Особенно Ломбардия. Образы Италии XXI
Шрифт:
Элен – и диктаторша, и обезьяна; деспотизм и обезъянничество всегда рядом: аракчеевщина, николаевщина и сталинизм – прямое тому подтверждение. Нам еще повезло, что в отечественной культуре образовалось и хоть как-то сохраняется противостояние Москва – Петербург, во Франции или в Англии и того нет. Впрочем, бог с ним, с Новейшим временем и с его воплощением, моим блистательным собеседником с его дохловатой столичностью, но, увы, XVI–XVIII века в России сведены к единообразию, а в Италии мы имеем пышное цветение региональных школ. В том числе и брешианской. Брешия, ломбардский город, в XV веке попала под власть Венецианской республики, и венецианский лев подмял под себя брешианскую львицу. Но, понимая, что с кампанилизмом ничего не поделаешь, венецианцы к Брешии относились уважительно. Она стала вторым по значению после Вероны городом сухопутных венецианских владений, Террафермы, и венецианцы в Брешии ничего подобного резне тверичей или новгородцев москвичами не учинили. Брешианцы под властью Венеции чувствовали себя комфортно, хотя и несколько обиженно, так как древностью Брешия, античная Бриксия, Венецию превосходила, да и вообще венецианцы рядом со старой ломбардской аристократией были сущие нувориши. Но деньги у них имелись, была власть, деньгами подкрепляемая, и Брешия заменила свой старинный средневековый Бролетто на роскошное палаццо делла Лоджа, здание нового городского совета, начав его строить в 1484 году в знак согласия Брешии с венецианским buon governo, «хорошим правлением». Строительство началось после подчинения города Венеции, и палаццо делла Лоджа возводилось столь долго, что над ним успели поработать «чуть ли не все великие зодчие Венето вплоть до Сансовино и Палладио», как справедливо Муратов и замечает. Вышел прекрасный пирог в венецианском вкусе, брешианскому духу несколько чуждый, так что и сейчас палаццо делла Лоджа, несмотря на все его очевидные достоинства,
Брешианские живописцы также ориентировались на Венецию, и брешианская школа, как бы она ни была хороша, подчинилась влиянию поэтической живописности Джорджоне и Тициана, так что ее, если хочется, можно рассматривать как одно из ответвлений – очень своеобразное, несомненно, – школы венецианской. Неприятный осадок обиды все же оставался; ведь брешианцы, раздумывая над тем, подчиниться ли Венеции или нет, решили, подобно героям стихотворения Кавафиса, что «ведь это был бы хоть какой-то выход», избавлявший их от французов или испанцев. Воспоминания о средневековой свободе были неистребимы и связывались в первую очередь с XII веком, когда Брешия была одной из главных героинь Ломбардской лиги, воинственна, независима и сама себе хозяйка. XII век для Ломбардии – его дух лучше всего явлен и сохранен Лоди – это время, отмеченное повсеместным распространением в городах, объединенных под эгидой Ломбардской лиги, особого, свойственного только им стиля, смешивающего черты поздней романики и ранней готики, стиля демократичного и – ломбардская демократия всегда была очень аристократична – аристократически простого, полного величественной строгости. Стиль этот выражен физиономиями древних ломбардских соборов, разнообразных, но узнаваемых, и именно при венецианском владычестве в Брешии признаки этого стиля старательно стирались.

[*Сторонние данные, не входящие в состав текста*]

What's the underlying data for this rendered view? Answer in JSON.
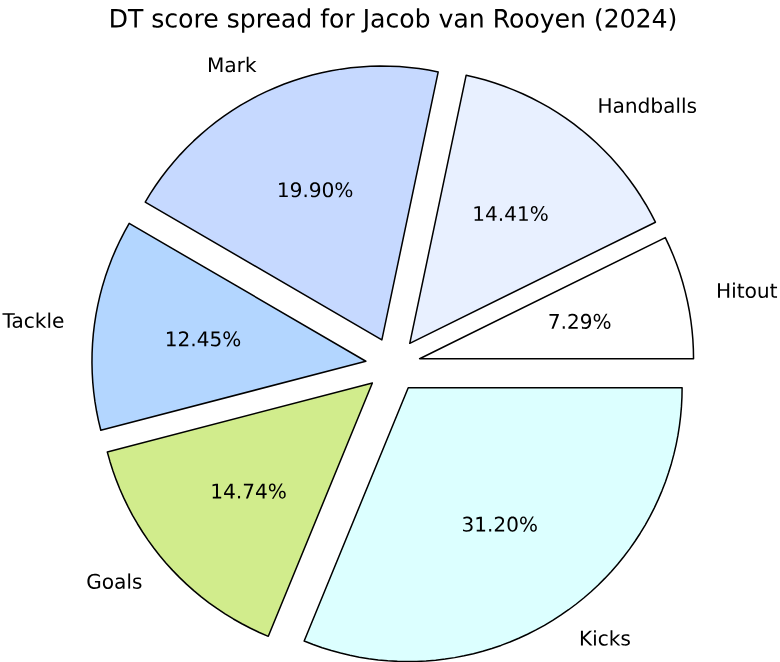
{
  "chart_data": {
    "type": "pie",
    "title": "DT score spread for Jacob van Rooyen (2024)",
    "categories": [
      "Hitout",
      "Handballs",
      "Mark",
      "Tackle",
      "Goals",
      "Kicks"
    ],
    "values": [
      7.29,
      14.41,
      19.9,
      12.45,
      14.74,
      31.2
    ],
    "value_labels": [
      "7.29%",
      "14.41%",
      "19.90%",
      "12.45%",
      "14.74%",
      "31.20%"
    ],
    "colors": [
      "#ffffff",
      "#e8f0ff",
      "#c6d9ff",
      "#b3d6ff",
      "#d1ec8c",
      "#dcffff"
    ]
  }
}
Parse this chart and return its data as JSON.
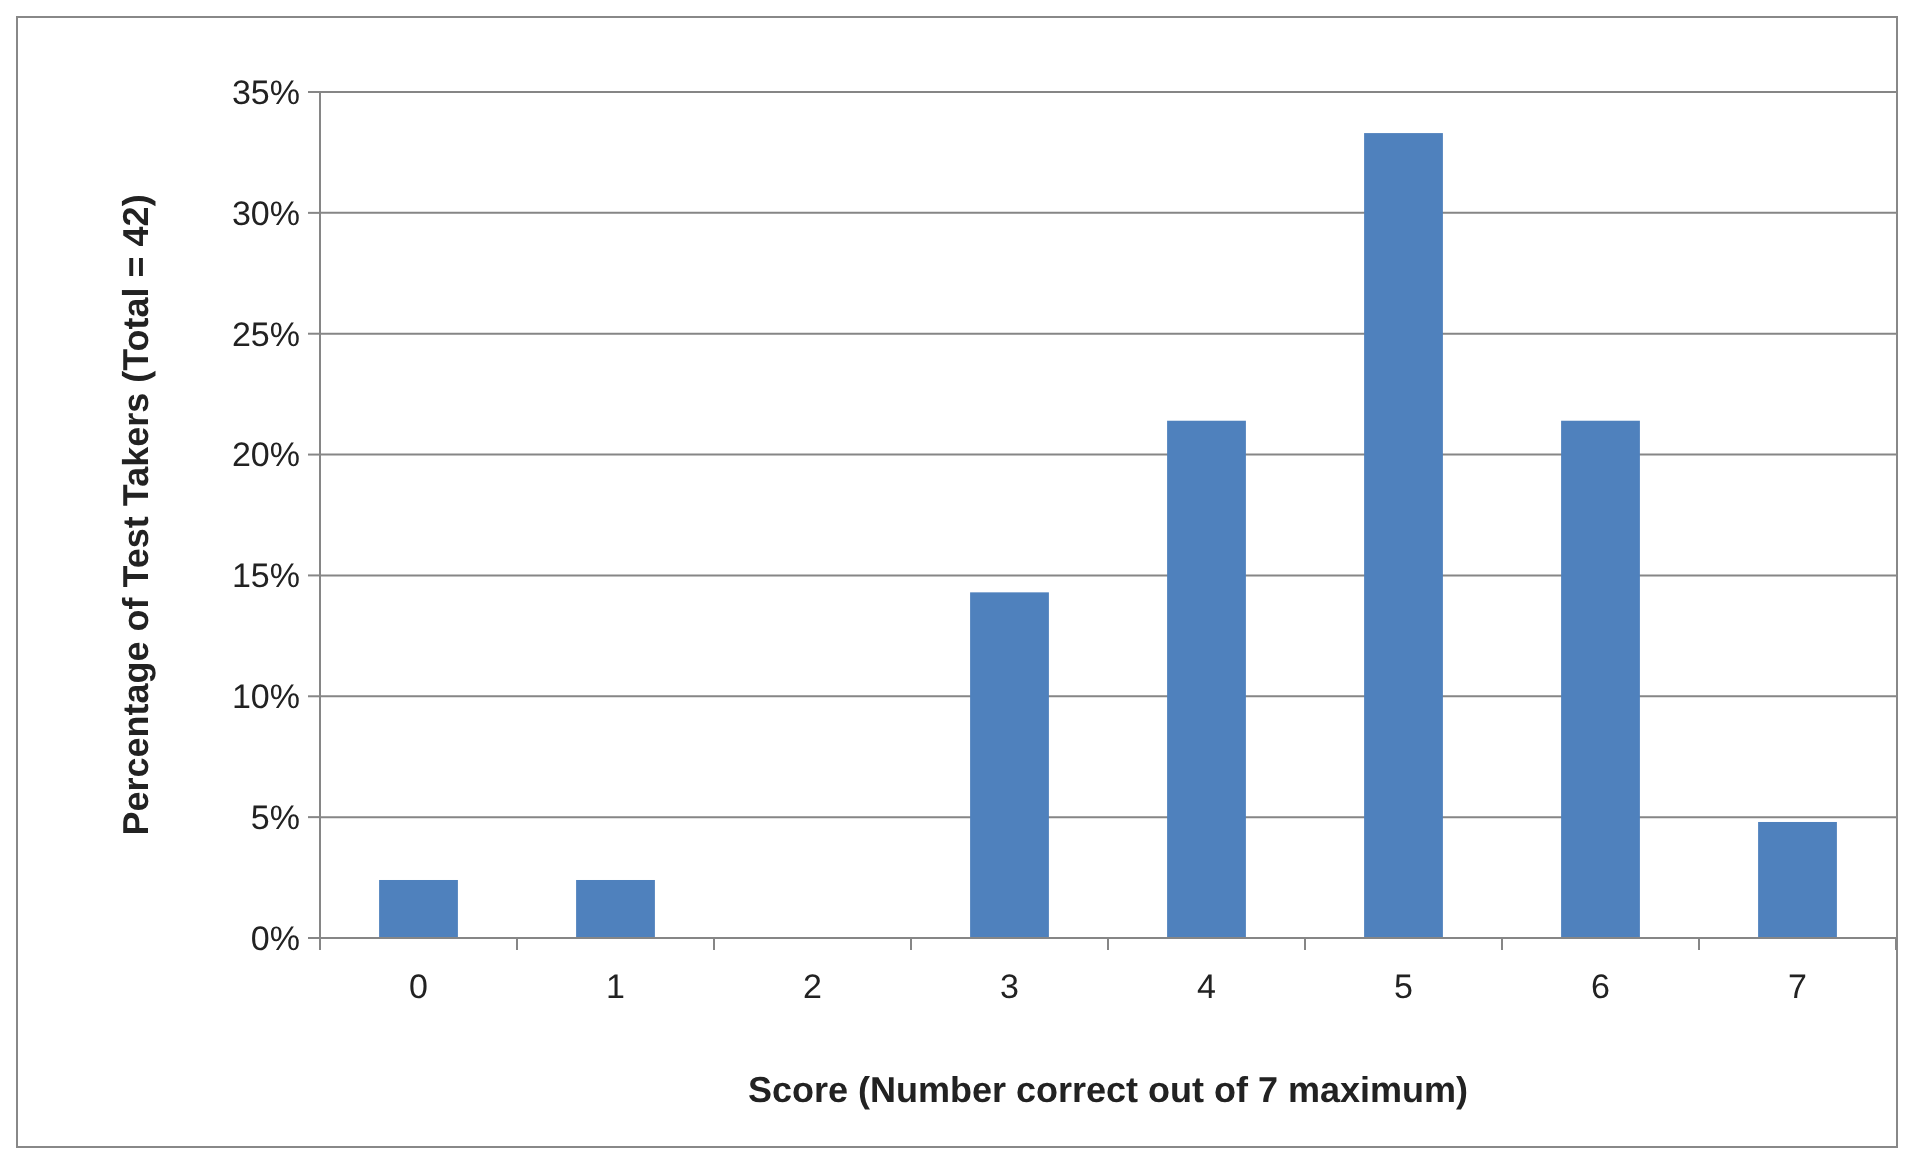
{
  "chart_data": {
    "type": "bar",
    "xlabel": "Score (Number correct out of 7 maximum)",
    "ylabel": "Percentage of Test Takers (Total = 42)",
    "categories": [
      "0",
      "1",
      "2",
      "3",
      "4",
      "5",
      "6",
      "7"
    ],
    "values": [
      2.4,
      2.4,
      0,
      14.3,
      21.4,
      33.3,
      21.4,
      4.8
    ],
    "color": "#4f81bd",
    "ylim": [
      0,
      35
    ],
    "yticks": [
      {
        "value": 0,
        "label": "0%"
      },
      {
        "value": 5,
        "label": "5%"
      },
      {
        "value": 10,
        "label": "10%"
      },
      {
        "value": 15,
        "label": "15%"
      },
      {
        "value": 20,
        "label": "20%"
      },
      {
        "value": 25,
        "label": "25%"
      },
      {
        "value": 30,
        "label": "30%"
      },
      {
        "value": 35,
        "label": "35%"
      }
    ],
    "grid": "y"
  }
}
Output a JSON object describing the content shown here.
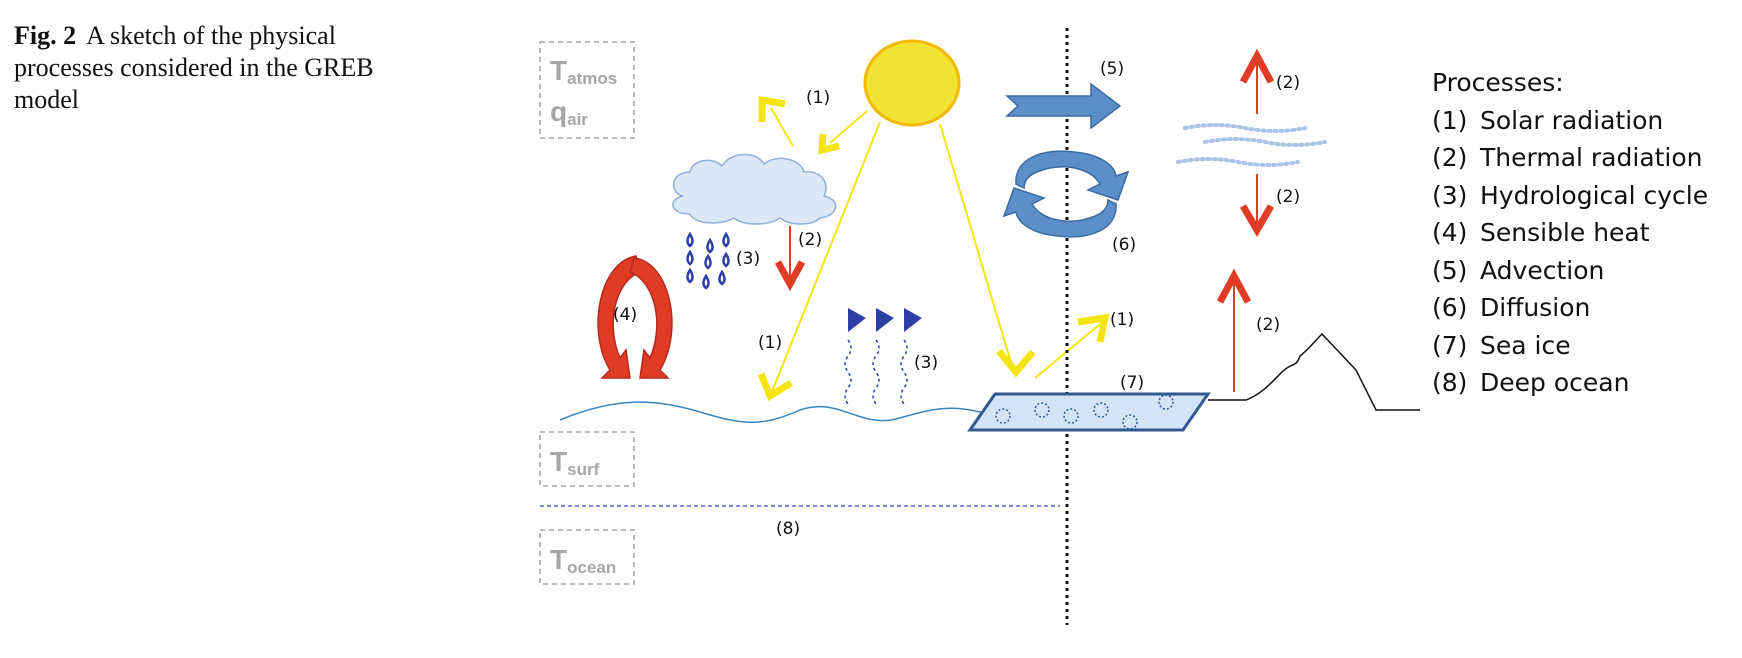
{
  "caption": {
    "fig_label": "Fig. 2",
    "text": "A sketch of the physical processes considered in the GREB model"
  },
  "variables": {
    "t_atmos": {
      "base": "T",
      "sub": "atmos"
    },
    "q_air": {
      "base": "q",
      "sub": "air"
    },
    "t_surf": {
      "base": "T",
      "sub": "surf"
    },
    "t_ocean": {
      "base": "T",
      "sub": "ocean"
    }
  },
  "labels": {
    "solar": "(1)",
    "thermal": "(2)",
    "hydro": "(3)",
    "sensible": "(4)",
    "advection": "(5)",
    "diffusion": "(6)",
    "seaice": "(7)",
    "deepocean": "(8)"
  },
  "legend": {
    "title": "Processes:",
    "items": [
      {
        "num": "(1)",
        "name": "Solar radiation"
      },
      {
        "num": "(2)",
        "name": "Thermal radiation"
      },
      {
        "num": "(3)",
        "name": "Hydrological cycle"
      },
      {
        "num": "(4)",
        "name": "Sensible heat"
      },
      {
        "num": "(5)",
        "name": "Advection"
      },
      {
        "num": "(6)",
        "name": "Diffusion"
      },
      {
        "num": "(7)",
        "name": "Sea ice"
      },
      {
        "num": "(8)",
        "name": "Deep ocean"
      }
    ]
  },
  "colors": {
    "sun": "#f2e234",
    "sun_stroke": "#f5b800",
    "solar_arrow": "#f5e50f",
    "thermal_arrow": "#e03b24",
    "sensible_arrow": "#e03b24",
    "water": "#3b86c0",
    "blue_arrow": "#5b8fc7",
    "rain": "#2e3fa6",
    "cloud": "#dde8f6",
    "seaice_fill": "#d4e3f5",
    "seaice_stroke": "#2f5b91",
    "var_box": "#a6a6a6",
    "land": "#111111",
    "deep_ocean_line": "#3344cc"
  }
}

Брешианские виколи – олицетворение достоинств итальянского кампанилизма. С первой же нашей встречи виколи Брешии меня очаровали. К встрече я не был готов, они никак не входили в то Имя города, что было во мне до всякого знакомства с реальной Брешией, никакие книги о них не говорят, но именно в лабиринте виколи старая Бреза-Бреха осязаема, душа ее осталась именно там, в густом переплетении улочек старого города; ни римские, ни флорентийские, ни даже венецианские улочки – я имею в виду не великие архитектурные памятники этих городов, а то сплетение заурядной застройки и примет повседневности, что душу города и определяет, – не сравнятся по изощренной утонченности с этими старыми брешианскими улочками. Я понимаю, конечно, что это теперь, когда каждый булыжник, каждая трещина и каждый ржавый гвоздь в деревянной двери вылизаны, вычищены и осмыслены так, что, перестав быть приметой бедности, ржавые решетки и трухлявые двери стали похожи на многомиллионные композиции Альберто Бури и Лучо Фонтана, виколи столь изысканно хороши, а тогда, когда они были узкими, грязными и темными, полными вони и полуголых и полуголодных детей, ругательств и криков, жизнь в старой Брешии была не то что не сахар, а прямо-таки сущий ад. Но жизни, на виколи кишевшей, обязаны своим появлением на свет все эти ворота, сады за стенами, фонтаны-источники и крест Тав на стене, и ад в рай обратился, и особый брешианский дух, городом до сих пор сохраненный, определил то, что Брешия стала «городом будущего», то есть городом вечности.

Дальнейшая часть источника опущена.